Invited to shop around for a better school next year, Clark County students on Tuesday learned what options are available.

High-performing Green Valley High and magnet schools such as Northwest Career and Technical Academy, for example, won’t be taking transfers. In fact, only 33 percent of high schools, 81 percent of middle schools and 19 percent of elementary schools will have open enrollment next year.

On Tuesday, the district began taking applications under an open enrollment plan for the 2011-12 school year.

The plan doesn’t allow transfers to magnet schools or those already at capacity. Because of that, many of the available options are schools that might not be seen as desirable because of quality or location.

Mojave and Western high schools could accommodate as many as 400 more students next year. Neither school has ever met the annual benchmarks of No Child Left Behind, the federal school accountability law. Their graduation rates are below 60 percent.

Not all of the schools offered under the district’s open enrollment plan are underachievers.

Boulder City High has earned "exemplary" status under No Child Left Behind for the past two years. It could accommodate 279 additional students next year.

But to attend in Boulder City, Las Vegas Valley students must be willing to go the distance by car: The district will not provide transportation for open-enrollment students.

Open enrollment is aimed at creating competition between schools, prompting them to boost quality to attract mobile students.

School "choice is about a free-market spirit, which has been lacking in public education," Superintendent Walt Rulffes said. "If we don’t do it, someone else will, which is why charter schools, vouchers, distance education and home schools are growing in popularity.

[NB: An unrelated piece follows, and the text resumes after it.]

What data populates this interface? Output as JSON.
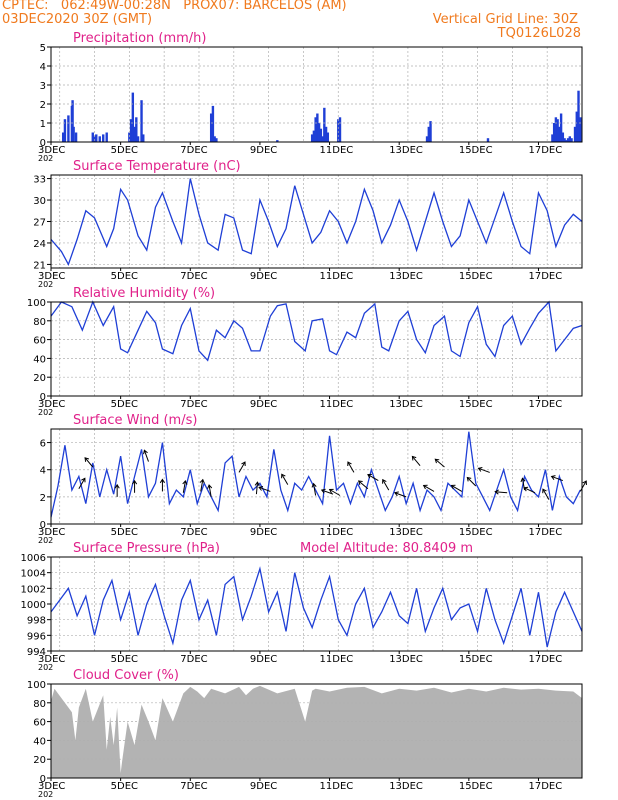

Public education must do or die."

Rulffes, whose last day as superintendent is Dec. 17, said, "Choice will be more appealing to the more entrepreneurial principals and faculty, (who) will craft programs and services around student needs and interests."

The open-enrollment plan grows out of a two-year pilot program in the northeast valley. The new program has School Board support, though the board considered the plan to be an operational issue that did not require a vote, Rulffes said.

Victor Joecks, deputy communication director for the conservative Nevada Policy Research Institute, applauds the effort as a step in the right direction but is worried that it could be set up for failure.

"If it’s a limited way to put out school choice and then come back later and say, ‘Look, no one’s using it,’ the policy becomes an excuse to say, ‘School choice doesn’t work here,’ " Joecks said.

Linda Young, a School Board member, noted that families prefer neighborhood schools. District officials said only 3 percent of students left "failing schools" for better schools even when transportation is provided under No Child Left Behind.

Young, however, sees open enrollment benefiting single parents who want to send their children to a school closer to the home of a relative, where they could go for after-school supervision.

"I get many requests like this," Young said.